Investors buying shares on Euronext Dublin pay a transaction tax of 1 per cent, compared with 0.5 per cent in London. The newspaper says it understands that executives from Euronext Dublin have asked the Government to introduce incentives to boost deal flows, including a possible reduction in the tax.
RTÉ's TG4 concerns
RTÉ told a consultancy process that it “assumed” that extra funding received by TG4 to launch its new children’s channel would not come at RTÉ's expense “in a scenario where there are competing demands for public funding for public service broadcasting”, reports the Sunday Independent.
The broadcaster also highlighted how TG4 had received a number of tranches of extra funding in recent years while RTÉ was still short of the additional financial boost that had been previously recommended by the Broadcasting Authority of Ireland.
It raised this in a submission to Communications Chambers, a consultancy firm analysing plans for the new €5.6 million a year Irish language children’s channel, Cúla4, and a time-shifted channel.
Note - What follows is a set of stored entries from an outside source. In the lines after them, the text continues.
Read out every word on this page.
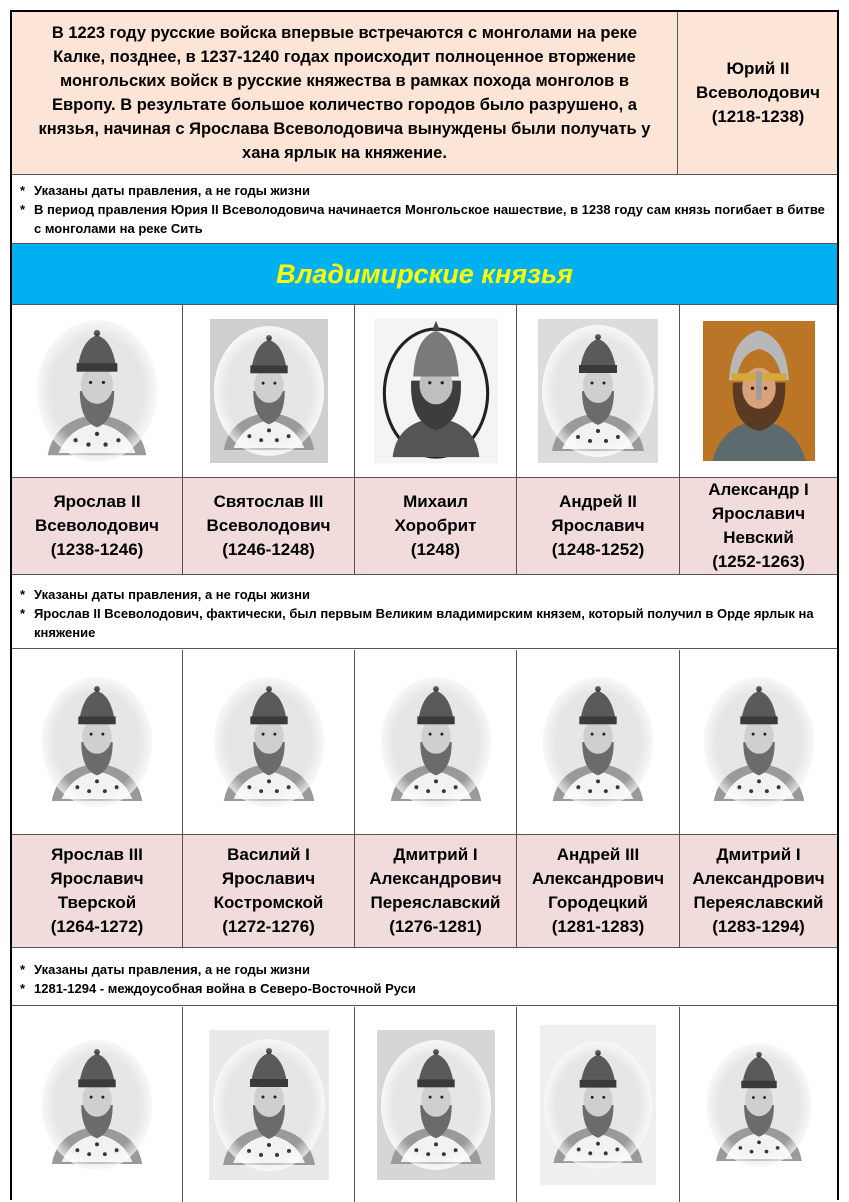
В 1223 году русские войска впервые встречаются с монголами на реке Калке, позднее, в 1237-1240 годах происходит полноценное вторжение монгольских войск в русские княжества в рамках похода монголов в Европу. В результате большое количество городов было разрушено, а князья, начиная с Ярослава Всеволодовича вынуждены были получать у хана ярлык на княжение.
Юрий II
Всеволодович
(1218-1238)
* Указаны даты правления, а не годы жизни
* В период правления Юрия II Всеволодовича начинается Монгольское нашествие, в 1238 году сам князь погибает в битве с монголами на реке Сить
Владимирские князья
Ярослав II
Всеволодович
(1238-1246)
Святослав III
Всеволодович
(1246-1248)
Михаил
Хоробрит
(1248)
Андрей II
Ярославич
(1248-1252)
Александр I
Ярославич
Невский
(1252-1263)
* Указаны даты правления, а не годы жизни
* Ярослав II Всеволодович, фактически, был первым Великим владимирским князем, который получил в Орде ярлык на княжение
Ярослав III
Ярославич
Тверской
(1264-1272)
Василий I
Ярославич
Костромской
(1272-1276)
Дмитрий I
Александрович
Переяславский
(1276-1281)
Андрей III
Александрович
Городецкий
(1281-1283)
Дмитрий I
Александрович
Переяславский
(1283-1294)
* Указаны даты правления, а не годы жизни
* 1281-1294 - междоусобная война в Северо-Восточной Руси
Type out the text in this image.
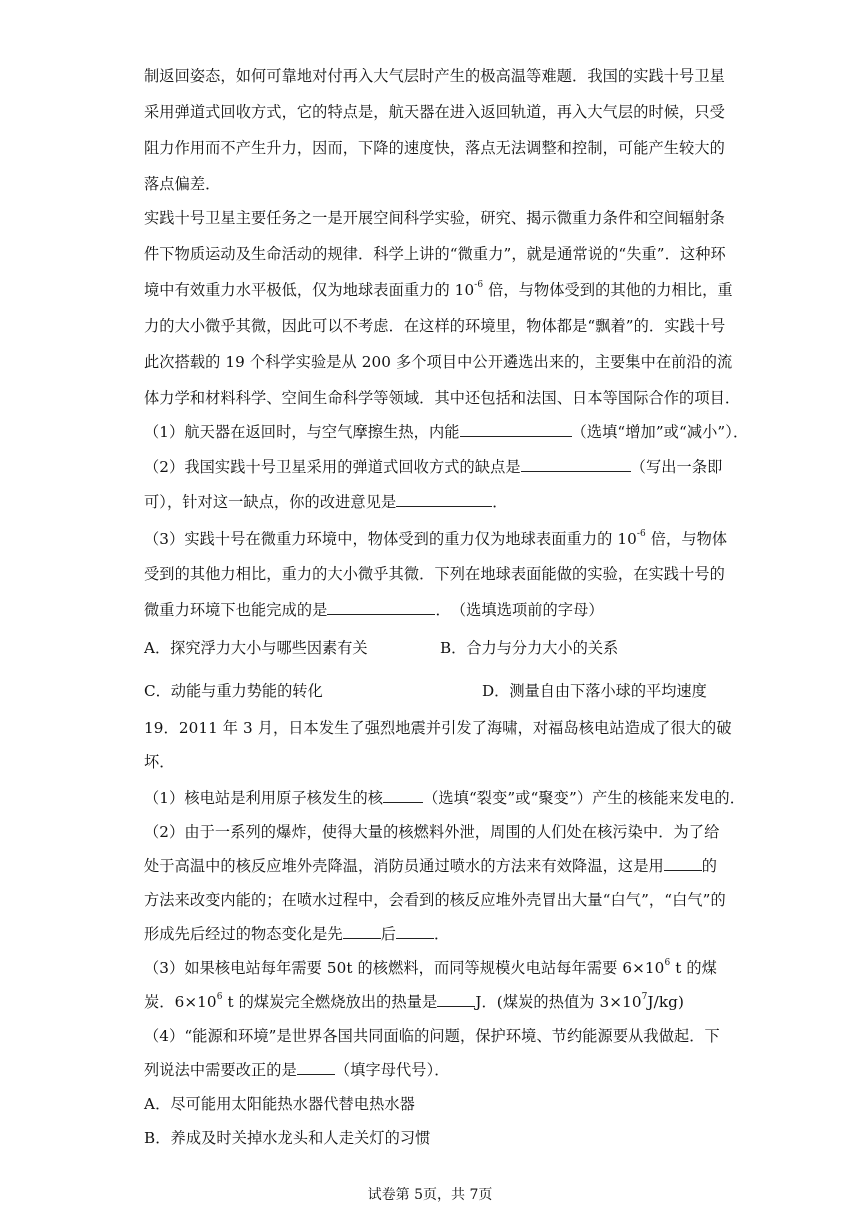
制返回姿态，如何可靠地对付再入大气层时产生的极高温等难题．我国的实践十号卫星
采用弹道式回收方式，它的特点是，航天器在进入返回轨道，再入大气层的时候，只受
阻力作用而不产生升力，因而，下降的速度快，落点无法调整和控制，可能产生较大的
落点偏差．
实践十号卫星主要任务之一是开展空间科学实验，研究、揭示微重力条件和空间辐射条
件下物质运动及生命活动的规律．科学上讲的“微重力”，就是通常说的“失重”．这种环
境中有效重力水平极低，仅为地球表面重力的 $10^{-6}$ 倍，与物体受到的其他的力相比，重
力的大小微乎其微，因此可以不考虑．在这样的环境里，物体都是“飘着”的．实践十号
此次搭载的 19 个科学实验是从 200 多个项目中公开遴选出来的，主要集中在前沿的流
体力学和材料科学、空间生命科学等领域．其中还包括和法国、日本等国际合作的项目．
（1）航天器在返回时，与空气摩擦生热，内能	（选填“增加”或“减小”）．
（2）我国实践十号卫星采用的弹道式回收方式的缺点是	（写出一条即
可），针对这一缺点，你的改进意见是	．
（3）实践十号在微重力环境中，物体受到的重力仅为地球表面重力的 $10^{-6}$ 倍，与物体
受到的其他力相比，重力的大小微乎其微．下列在地球表面能做的实验，在实践十号的
微重力环境下也能完成的是	．　（选填选项前的字母）
A．探究浮力大小与哪些因素有关	B．合力与分力大小的关系
C．动能与重力势能的转化	D．测量自由下落小球的平均速度
19．2011 年 3 月，日本发生了强烈地震并引发了海啸，对福岛核电站造成了很大的破
坏．
（1）核电站是利用原子核发生的核	（选填“裂变”或“聚变”）产生的核能来发电的．
（2）由于一系列的爆炸，使得大量的核燃料外泄，周围的人们处在核污染中．为了给
处于高温中的核反应堆外壳降温，消防员通过喷水的方法来有效降温，这是用	的
方法来改变内能的；在喷水过程中，会看到的核反应堆外壳冒出大量“白气”，“白气”的
形成先后经过的物态变化是先	后	．
（3）如果核电站每年需要 50t 的核燃料，而同等规模火电站每年需要 $6\times 10^6$ t 的煤
炭．$6\times 10^6$ t 的煤炭完全燃烧放出的热量是	J．(煤炭的热值为 $3\times 10^7J/kg$)
（4）“能源和环境”是世界各国共同面临的问题，保护环境、节约能源要从我做起．下
列说法中需要改正的是	（填字母代号）．
A．尽可能用太阳能热水器代替电热水器
B．养成及时关掉水龙头和人走关灯的习惯
试卷第 5页，共 7页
The submission was released to the newspaper under the Freedom of Information Act.
Accenture’s Meta contract
More than a quarter of the jobs being cut at Accenture’s Dublin office are the result of Meta cancelling a contract with the global consulting firm, reports the Business Post, citing an internal company document.
In March, Accenture announced that it was cutting 400 of its staff in Ireland as part of a plan to lay off 19,000 of its more than 700,000 employees worldwide over the next 18 months.
The newspaper said 113 of the 404 roles being made redundant relate to an account Accenture holds with Meta, but the company has told employees that “this work is no longer being undertaken by Accenture for the client” and that the project “will no longer be in operation” as of the end of April.
Ires Reit meeting
Two heavyweight shareholders in Ires Reit, Ireland’s largest private landlord, have thrown their weight behind the board of the company in advance of a critical vote at the trust’s annual meeting next week, according to the Sunday Times.
The newspaper understands that US-based Fidelity Investments and Dutch giant APG Asset Management, which account for a combined 12 per cent of the register, will vote with the board at the May 4th meeting.
Vision Capital, which has about 5 per cent of Ires stock, has accused the trust’s board of mismanaging the company and wants to see the trust privatised.